Loan Officer | NMLS #341095
Branch NMLS #1647193
Posted On October 31, 2018
The FICO credit score is the most widely accepted credit score used by banks and lenders to determine a borrower’s ability to repay a loan or line of credit. The FICO credit score is influenced by five factors: payment history (35%), total amount owed (30%), length of credit history (15%), credit mix (10%), and new credit (10%). Early next year, FICO plans to adjust their scoring system to include how consumers manage the cash in their checking, savings, and money market accounts, the most significant change to the scoring system since the early 1990s.
The new score, called the UltraFICO Score, is meant to help consumers who have not yet established credit, get approved for credit cards and loans. Since the FICO credit score is largely dependent on a payment history, total amount owed, and length of credit history, consumers who have not yet taken out and repaid loans, especially younger consumers, may not qualify for credit cards or other loans. FICO contend the new scoring method has been in the works for years and will help cautious lenders who are looking for new ways to make credit more accessible.
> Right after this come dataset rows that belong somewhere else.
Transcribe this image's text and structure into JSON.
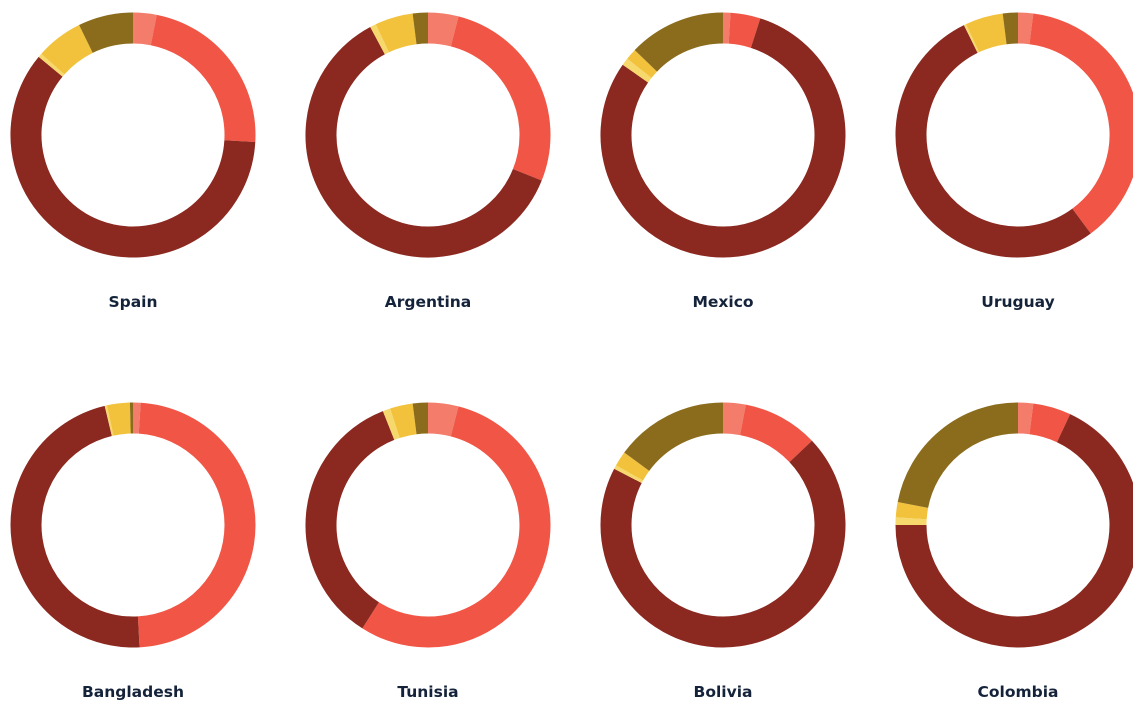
{
  "colors": {
    "segment_1": "#f47c6a",
    "segment_2": "#f15545",
    "segment_3": "#8b281f",
    "segment_4": "#f7d86d",
    "segment_5": "#f2c23d",
    "segment_6": "#8a6c1c",
    "label": "#14233a"
  },
  "chart_data": [
    {
      "type": "pie",
      "title": "Spain",
      "values": [
        3,
        22,
        58,
        0.5,
        6,
        7
      ]
    },
    {
      "type": "pie",
      "title": "Argentina",
      "values": [
        4,
        27,
        61,
        0.8,
        5,
        2
      ]
    },
    {
      "type": "pie",
      "title": "Mexico",
      "values": [
        1,
        4,
        81,
        1,
        1.5,
        13
      ]
    },
    {
      "type": "pie",
      "title": "Uruguay",
      "values": [
        2,
        38,
        53,
        0.3,
        5,
        2
      ]
    },
    {
      "type": "pie",
      "title": "Bangladesh",
      "values": [
        1,
        48,
        47,
        0.3,
        3,
        0.4
      ]
    },
    {
      "type": "pie",
      "title": "Tunisia",
      "values": [
        4,
        55,
        35,
        1,
        3,
        2
      ]
    },
    {
      "type": "pie",
      "title": "Bolivia",
      "values": [
        3,
        10,
        70,
        0.5,
        2,
        15
      ]
    },
    {
      "type": "pie",
      "title": "Colombia",
      "values": [
        2,
        5,
        68,
        1,
        2,
        22
      ]
    }
  ]
}
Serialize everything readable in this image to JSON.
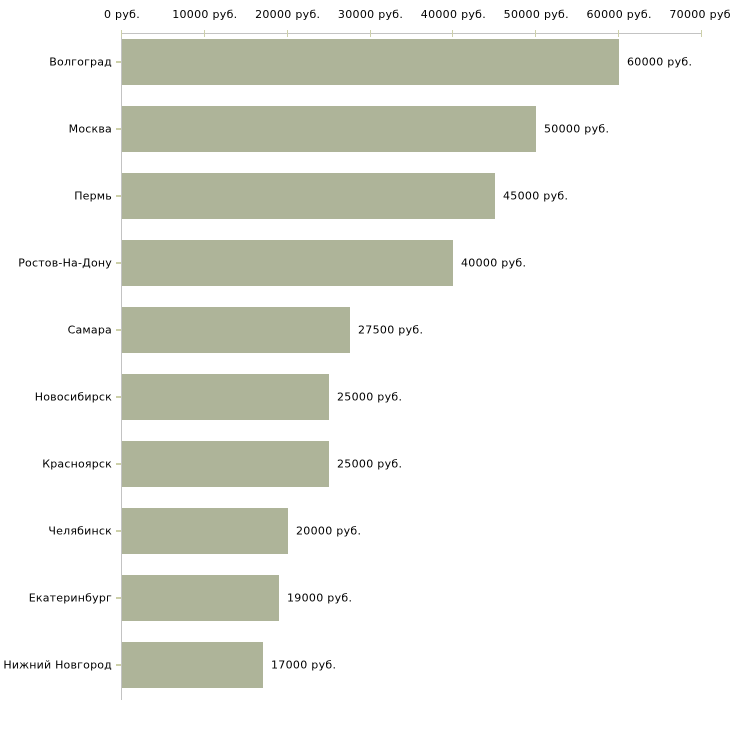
{
  "chart_data": {
    "type": "bar",
    "orientation": "horizontal",
    "title": "",
    "xlabel": "",
    "ylabel": "",
    "categories": [
      "Волгоград",
      "Москва",
      "Пермь",
      "Ростов-На-Дону",
      "Самара",
      "Новосибирск",
      "Красноярск",
      "Челябинск",
      "Екатеринбург",
      "Нижний Новгород"
    ],
    "values": [
      60000,
      50000,
      45000,
      40000,
      27500,
      25000,
      25000,
      20000,
      19000,
      17000
    ],
    "value_labels": [
      "60000 руб.",
      "50000 руб.",
      "45000 руб.",
      "40000 руб.",
      "27500 руб.",
      "25000 руб.",
      "25000 руб.",
      "20000 руб.",
      "19000 руб.",
      "17000 руб."
    ],
    "xlim": [
      0,
      70000
    ],
    "x_ticks": [
      0,
      10000,
      20000,
      30000,
      40000,
      50000,
      60000,
      70000
    ],
    "x_tick_labels": [
      "0 руб.",
      "10000 руб.",
      "20000 руб.",
      "30000 руб.",
      "40000 руб.",
      "50000 руб.",
      "60000 руб.",
      "70000 руб."
    ],
    "grid": false,
    "legend": null,
    "axis_position": "top-left",
    "colors": {
      "bar": "#aeb499",
      "axis_line": "#c3c3c3",
      "tick_mark": "#cdd0a9",
      "text": "#000000",
      "background": "#ffffff"
    }
  }
}
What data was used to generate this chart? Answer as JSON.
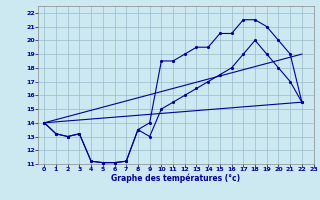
{
  "xlabel": "Graphe des températures (°c)",
  "bg_color": "#cce8f0",
  "grid_color": "#99bbcc",
  "line_color": "#000099",
  "xlim": [
    -0.5,
    23
  ],
  "ylim": [
    11,
    22.5
  ],
  "xticks": [
    0,
    1,
    2,
    3,
    4,
    5,
    6,
    7,
    8,
    9,
    10,
    11,
    12,
    13,
    14,
    15,
    16,
    17,
    18,
    19,
    20,
    21,
    22,
    23
  ],
  "yticks": [
    11,
    12,
    13,
    14,
    15,
    16,
    17,
    18,
    19,
    20,
    21,
    22
  ],
  "line_zigzag_x": [
    0,
    1,
    2,
    3,
    4,
    5,
    6,
    7,
    8,
    9,
    10,
    11,
    12,
    13,
    14,
    15,
    16,
    17,
    18,
    19,
    20,
    21,
    22
  ],
  "line_zigzag_y": [
    14,
    13.2,
    13,
    13.2,
    11.2,
    11.1,
    11.1,
    11.2,
    13.5,
    13,
    15,
    15.5,
    16,
    16.5,
    17,
    17.5,
    18,
    19,
    20,
    19,
    18,
    17,
    15.5
  ],
  "line_upper_x": [
    0,
    1,
    2,
    3,
    4,
    5,
    6,
    7,
    8,
    9,
    10,
    11,
    12,
    13,
    14,
    15,
    16,
    17,
    18,
    19,
    20,
    21,
    22
  ],
  "line_upper_y": [
    14,
    13.2,
    13,
    13.2,
    11.2,
    11.1,
    11.1,
    11.2,
    13.5,
    14,
    18.5,
    18.5,
    19,
    19.5,
    19.5,
    20.5,
    20.5,
    21.5,
    21.5,
    21,
    20,
    19,
    15.5
  ],
  "trend1_x": [
    0,
    22
  ],
  "trend1_y": [
    14,
    15.5
  ],
  "trend2_x": [
    0,
    22
  ],
  "trend2_y": [
    14,
    19.0
  ]
}
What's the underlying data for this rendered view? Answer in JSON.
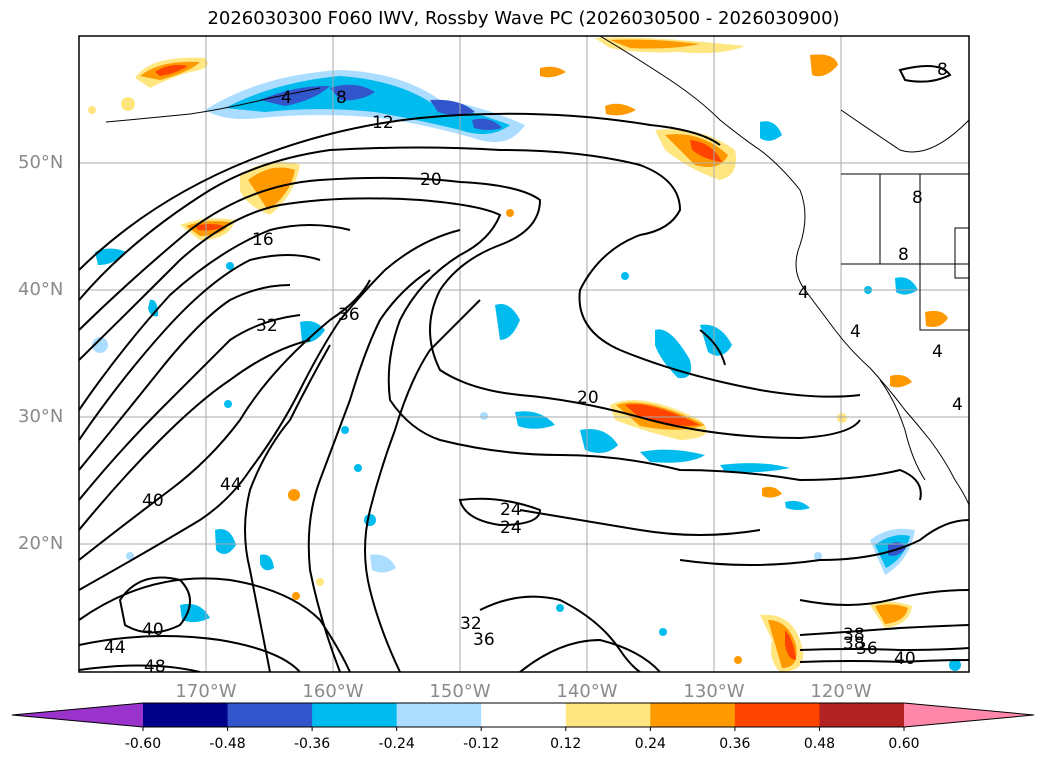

Currently, consumers can do little to influence their credit score, other than responsibly repay loans and build credit over time. They can also contest errors on their credit reports to the three major credit-reporting bureaus, Experian, Equifax, and TransUnion. The Ultra FICO Score gives consumers more control over their credit report. For example, a consumer who intends to apply for a loan can improve their likelihood of approval be maintaining steady account balances while completing transactions frequently and avoiding overdrafting. Applicants will also get to choose what accounts they would like to be considered in their score.
Following the Recession, banks and lenders have exerted extreme caution when issuing loans and lines of credit, limited to transacting with the most creditworthy borrowers. Because of these limitations, a large share of the market has been left out. Today, 58.2% of consumers with FICO credit scores have a score that exceeds 700 and the average FICO score sits at a record 704. Even with credit scores at record highs, some banks and lenders still have restrictive minimum scores.
According to FICO, about seven million loan applicants with low credit scores, have low scores because of their limited credit history. FICO predicts, consumers with an average bank account balance of at least $400 who have not overdrawn the account in three months or more will likely see their scores increase. David Shellenberger, FICOs senior director of scoring and predictive analytics, asserted, “FICO is very focused on its ability to separate future good borrowers from bad borrowers. Some scores could decrease when the new information is taken into account”
In addition to the upcoming UltraFICO Score, additional changes to credit-reporting and credit-scoring has helped consumers. Equifax, Experian, and TransUnion all began deleting tax-lien and civil-judgement information from credit reports and removing certain accounts in collections. Eight million consumers were impacted by the move, and experienced an average score increase of 14 points each.